Classification: Based on their ontogeny, ETGs are classified into two types: [2]

  1. Aberrant thyroid gland: Lacks thyroid tissue in the normal cervical position; seen in about 25% of cases
  2. Accessory thyroid gland: Coexists with the normal thyroid in the neck;is more common

Etiology: Mutations in genes such as TITF1, Tg, PAX8, and FOXE1, involved in thyroid maturation and differentiation, contribute to abnormal thyroid morphogenesis and migration. [2]

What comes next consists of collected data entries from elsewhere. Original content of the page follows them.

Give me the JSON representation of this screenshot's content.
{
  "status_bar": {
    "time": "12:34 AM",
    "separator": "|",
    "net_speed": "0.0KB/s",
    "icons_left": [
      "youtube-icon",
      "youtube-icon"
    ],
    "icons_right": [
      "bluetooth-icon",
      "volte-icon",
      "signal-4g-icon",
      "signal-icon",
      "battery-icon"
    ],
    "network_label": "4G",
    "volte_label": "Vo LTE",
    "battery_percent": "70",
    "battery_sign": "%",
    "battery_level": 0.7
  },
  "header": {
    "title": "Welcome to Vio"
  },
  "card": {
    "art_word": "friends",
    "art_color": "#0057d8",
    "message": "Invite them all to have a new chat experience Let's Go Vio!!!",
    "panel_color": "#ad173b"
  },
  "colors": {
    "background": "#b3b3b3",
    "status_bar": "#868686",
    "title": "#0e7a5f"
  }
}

The clinical presentation of ETGs is typically nonspecific and insidious, with most patients remaining asymptomatic. Symptoms depend on size, location, pathology type, and thyroid function. Lingual ETG can cause dysphagia, hoarseness, and coughing. Tracheal ETG may present with dyspnea and hemoptysis. Thoracic ETG can lead to dysphagia and superior vena cava syndrome, while abdominopelvic ETG may cause bleeding, abdominal pain, and obstructive jaundice. [2]

Functional characteristics: ETGs often present with hypothyroidism due to reduced iodine uptake, though hyperthyroidism can occur. They have a low incidence of malignancy and lack distinct pathological features. Most ETGs are benign and symptom-free, but monitoring or management is essential due to potential symptoms and malignancy risks. [2]

Thyroglossal Cysts

Remnants of the thyroglossal duct may persist as accessory nodules or cysts of thyroid tissue between the isthmus and the foramen caecum of the tongue base.